The crowd of symbiotes parted to reveal Carnage, staring at Norman Osborn with a hungry expression on his face. "My name is Norman Osborn, leader of the Thunderbolts, Mister Kassady!" Osborn called. "We're here to ask you return to your cell or face us head-on!"
Carnage laughed. "I've battled heroes before, tin man."
"Not like us, you haven't." Osborn extended a finger, pointing accusingly at Carnage. "Surrender or leave."
"Or what?" Carnage growled. Tendrils shot out from his body, each with a sharp object formed at its end.
Osborn half-turned to look at Hyperion. "Hyperion. You have my permission. Don't hold back."
Hyperion, in the middle of a group of symbiotes, launched himself into the air and sent the creatures scattering. "Back to the chopper!" called Osborn, taking off and flying away from the area.
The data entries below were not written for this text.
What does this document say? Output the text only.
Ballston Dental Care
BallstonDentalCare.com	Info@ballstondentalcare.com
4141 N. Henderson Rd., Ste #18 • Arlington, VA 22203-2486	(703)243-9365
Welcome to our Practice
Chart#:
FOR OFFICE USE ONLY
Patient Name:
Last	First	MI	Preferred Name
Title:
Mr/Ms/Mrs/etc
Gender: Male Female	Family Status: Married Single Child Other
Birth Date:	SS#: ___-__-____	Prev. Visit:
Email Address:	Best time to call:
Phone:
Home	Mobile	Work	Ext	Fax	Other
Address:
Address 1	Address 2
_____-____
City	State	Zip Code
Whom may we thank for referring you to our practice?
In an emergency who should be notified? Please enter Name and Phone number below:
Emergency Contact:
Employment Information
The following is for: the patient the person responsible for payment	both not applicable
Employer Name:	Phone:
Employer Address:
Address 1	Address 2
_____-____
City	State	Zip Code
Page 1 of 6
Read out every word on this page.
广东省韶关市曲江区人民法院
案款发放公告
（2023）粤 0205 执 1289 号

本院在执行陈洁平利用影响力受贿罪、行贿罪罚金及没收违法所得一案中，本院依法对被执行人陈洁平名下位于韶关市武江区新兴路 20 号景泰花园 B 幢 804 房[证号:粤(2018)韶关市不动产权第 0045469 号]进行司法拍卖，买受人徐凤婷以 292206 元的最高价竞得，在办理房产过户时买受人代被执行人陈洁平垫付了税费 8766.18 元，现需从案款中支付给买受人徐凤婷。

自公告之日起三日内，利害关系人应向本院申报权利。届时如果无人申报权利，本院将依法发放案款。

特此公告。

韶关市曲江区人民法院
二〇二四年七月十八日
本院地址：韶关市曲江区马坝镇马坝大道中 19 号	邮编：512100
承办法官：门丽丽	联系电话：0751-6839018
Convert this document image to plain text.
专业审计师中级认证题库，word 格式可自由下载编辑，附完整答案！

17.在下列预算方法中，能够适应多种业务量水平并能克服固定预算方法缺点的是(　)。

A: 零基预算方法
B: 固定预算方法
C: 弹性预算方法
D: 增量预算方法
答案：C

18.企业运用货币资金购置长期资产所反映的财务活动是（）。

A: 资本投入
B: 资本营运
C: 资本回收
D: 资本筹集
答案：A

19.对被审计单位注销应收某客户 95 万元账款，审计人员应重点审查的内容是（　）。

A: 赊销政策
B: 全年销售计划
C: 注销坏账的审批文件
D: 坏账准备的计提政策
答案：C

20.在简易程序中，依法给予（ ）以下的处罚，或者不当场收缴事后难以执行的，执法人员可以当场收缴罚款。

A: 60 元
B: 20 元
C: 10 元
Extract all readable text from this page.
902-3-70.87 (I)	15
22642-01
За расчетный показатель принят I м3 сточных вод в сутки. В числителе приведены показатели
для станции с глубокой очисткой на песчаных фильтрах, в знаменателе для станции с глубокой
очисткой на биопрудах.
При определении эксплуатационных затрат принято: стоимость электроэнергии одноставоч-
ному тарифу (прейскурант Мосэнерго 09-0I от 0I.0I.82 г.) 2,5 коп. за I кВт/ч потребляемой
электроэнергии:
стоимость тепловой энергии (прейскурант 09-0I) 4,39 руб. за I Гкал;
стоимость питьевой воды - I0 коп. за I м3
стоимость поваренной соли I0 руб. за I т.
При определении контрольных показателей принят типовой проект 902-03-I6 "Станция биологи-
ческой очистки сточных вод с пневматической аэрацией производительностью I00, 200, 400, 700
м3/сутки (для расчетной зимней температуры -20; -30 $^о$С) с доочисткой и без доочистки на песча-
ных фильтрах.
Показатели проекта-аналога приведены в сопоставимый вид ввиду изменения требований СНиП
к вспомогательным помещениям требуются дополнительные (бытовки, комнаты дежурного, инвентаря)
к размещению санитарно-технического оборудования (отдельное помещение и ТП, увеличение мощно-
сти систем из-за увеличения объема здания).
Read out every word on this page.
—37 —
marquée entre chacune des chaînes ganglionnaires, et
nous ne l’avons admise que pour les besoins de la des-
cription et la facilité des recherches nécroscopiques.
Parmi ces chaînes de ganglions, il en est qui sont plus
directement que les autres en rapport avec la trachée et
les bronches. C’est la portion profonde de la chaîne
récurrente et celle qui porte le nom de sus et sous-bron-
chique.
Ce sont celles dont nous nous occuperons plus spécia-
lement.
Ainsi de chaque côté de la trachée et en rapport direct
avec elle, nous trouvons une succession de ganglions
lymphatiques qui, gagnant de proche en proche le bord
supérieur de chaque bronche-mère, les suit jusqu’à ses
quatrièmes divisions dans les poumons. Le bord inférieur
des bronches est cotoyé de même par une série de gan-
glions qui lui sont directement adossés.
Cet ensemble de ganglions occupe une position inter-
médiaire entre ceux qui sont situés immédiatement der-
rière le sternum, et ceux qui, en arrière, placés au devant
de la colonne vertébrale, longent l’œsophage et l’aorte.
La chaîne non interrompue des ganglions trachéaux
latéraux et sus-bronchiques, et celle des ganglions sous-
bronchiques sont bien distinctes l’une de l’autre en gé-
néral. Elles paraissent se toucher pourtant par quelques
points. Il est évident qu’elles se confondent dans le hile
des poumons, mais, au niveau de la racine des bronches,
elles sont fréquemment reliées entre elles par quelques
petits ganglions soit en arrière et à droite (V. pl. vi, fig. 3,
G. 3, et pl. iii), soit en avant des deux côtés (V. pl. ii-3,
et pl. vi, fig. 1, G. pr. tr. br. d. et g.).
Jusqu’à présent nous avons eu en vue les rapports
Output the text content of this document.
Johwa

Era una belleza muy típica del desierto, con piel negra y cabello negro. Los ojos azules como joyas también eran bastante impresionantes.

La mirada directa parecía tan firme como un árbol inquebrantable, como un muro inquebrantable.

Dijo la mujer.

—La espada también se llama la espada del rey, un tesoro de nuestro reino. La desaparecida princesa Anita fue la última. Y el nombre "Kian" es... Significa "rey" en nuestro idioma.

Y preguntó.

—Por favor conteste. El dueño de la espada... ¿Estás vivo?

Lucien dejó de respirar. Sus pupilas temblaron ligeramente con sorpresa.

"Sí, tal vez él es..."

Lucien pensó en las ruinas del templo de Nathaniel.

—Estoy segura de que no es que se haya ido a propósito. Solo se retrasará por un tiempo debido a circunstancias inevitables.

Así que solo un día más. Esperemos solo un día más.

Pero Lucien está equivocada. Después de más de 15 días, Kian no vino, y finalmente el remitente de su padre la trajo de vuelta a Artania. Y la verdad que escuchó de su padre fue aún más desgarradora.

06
Hyperion's eyes began to blaze bright red as he fired beams of intense heat at the prison's power generators. The energy from Hyperion's eyes set off a chain reaction of explosions that engulfed the entire prison complex in a series of fireballs. The blasts lit up the night sky as if it were daytime, sending a huge mushroom cloud into the air.
The helicopter was flying away carrying the rest of the Thunderbolts with it. From inside the helicopter's open bay doors Norman looked out at the blast. He withdrew the faceplate from his Iron Patriot suit, scanning the wreckage of the prison for survivors. The explosion's massive heat signature prevented him from completing the scan, but already the body tolls were compiling in the left-hand side of the heads-up display. No survivors.
Mission accomplished as far as he was concerned.